Time Stands Still showcases key themes that has shaped Walls distinctive practice: images from everyday life, struggles inherent to modern and contemporary societies, such as loneliness, poverty, alienation, urban violence and ostracisation.
The works on display at MAAT Gallery depict observed and imagined scenarios and compositions that draw on Walls interest in art historical paintings, performance and cinema.
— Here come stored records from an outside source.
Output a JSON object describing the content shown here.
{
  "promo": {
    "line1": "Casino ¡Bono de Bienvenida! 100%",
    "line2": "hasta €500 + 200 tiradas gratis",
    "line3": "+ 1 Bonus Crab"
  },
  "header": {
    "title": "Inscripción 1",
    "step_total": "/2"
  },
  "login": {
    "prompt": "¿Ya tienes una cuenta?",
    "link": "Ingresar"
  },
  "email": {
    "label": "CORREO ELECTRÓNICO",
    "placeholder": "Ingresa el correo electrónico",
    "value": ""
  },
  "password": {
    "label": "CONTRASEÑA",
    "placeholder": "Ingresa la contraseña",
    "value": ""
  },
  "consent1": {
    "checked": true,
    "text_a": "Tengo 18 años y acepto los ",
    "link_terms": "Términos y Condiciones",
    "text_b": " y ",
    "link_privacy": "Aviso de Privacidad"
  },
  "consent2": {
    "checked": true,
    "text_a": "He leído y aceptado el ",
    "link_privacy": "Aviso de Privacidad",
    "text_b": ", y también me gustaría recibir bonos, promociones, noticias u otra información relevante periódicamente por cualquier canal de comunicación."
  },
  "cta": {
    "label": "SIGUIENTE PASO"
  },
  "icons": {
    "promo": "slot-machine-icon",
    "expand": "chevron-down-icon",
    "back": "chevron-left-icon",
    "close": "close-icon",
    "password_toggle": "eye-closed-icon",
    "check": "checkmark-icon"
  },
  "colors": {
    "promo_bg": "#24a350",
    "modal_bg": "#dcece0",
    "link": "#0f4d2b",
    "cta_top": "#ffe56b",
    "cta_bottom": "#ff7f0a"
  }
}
Time Stands Still mainly features large-scale photographs, some of which are backlit, a method Wall adopted in 1978, following his first visit to the Prado Museum in Madrid. Enchanted by the dramatic realism of paintings by great masters, such as Velázquez, Goya and Titian, Wall looked for a way to represent everyday life in his photographs. A chance encounter with an illuminated advert, sparked a breakthrough in Walls practice and what would become his trademark: art historical and cinematic compositions created using photography.
Wall's images are meticulously choreographed and composed, a process that he calls cinematography. Wall explains: "the poetics or productivity of my work has centred on staging and pictorial composition, what I call cinematography. It is this, I hope, that makes it evident that the theme has been subjectivised, that it has been portrayed, reconfigured according to my feelings and literacy."
Jeff Wall was born in 1946 in Vancouver, Canada, where he lives and works. He became involved with photography in the 1960s, and by the mid-1970s, he was experimenting with his new version of pictorial photography. From 1977, his pictures were made as backlit colour transparencies, presented in lightboxes, many of them on a large scale, a medium identified at the time with advertising rather than photographic art. Since the mid-1990s, Wall has expanded his repertoire, working with traditional black-and-white prints and, more recently, inkjet colour prints.
Jeff Walls photographs often depict events the artist has witnessed and reconstructed in a process he calls cinematography. His subject matter ranges from everyday occurrences photographed in real places to imaginary situations constructed in a studio. He is considered one of the artists who, since the 1970s, has led the way in emphasising the affinities between photography, painting, and cinema. He taught art at universities in Canada for twenty-five years, and his critical writing has been collected and published in several languages.
Jeff Walls pictures have been exhibited worldwide over the past forty years. His work has been the subject of numerous retrospective exhibitions in various institutions. These include the Tate Modern, London (touring to the Schaulager, Basel, 2005); the Museum of Modern Art, New York (touring to The Art Institute of Chicago and San Francisco Museum of Modern Art, 2007); and most recently, the Glenstone Museum, Potomac (2021) and the Beyeler Foundation, Basel (2024). Group exhibitions include documenta X, Kassel (1997); 24th Bienal de São Paulo (1998); Documenta11, Kassel (2002); 12th Biennale of Sydney (2000); and the 5th Shanghai Biennale (2004).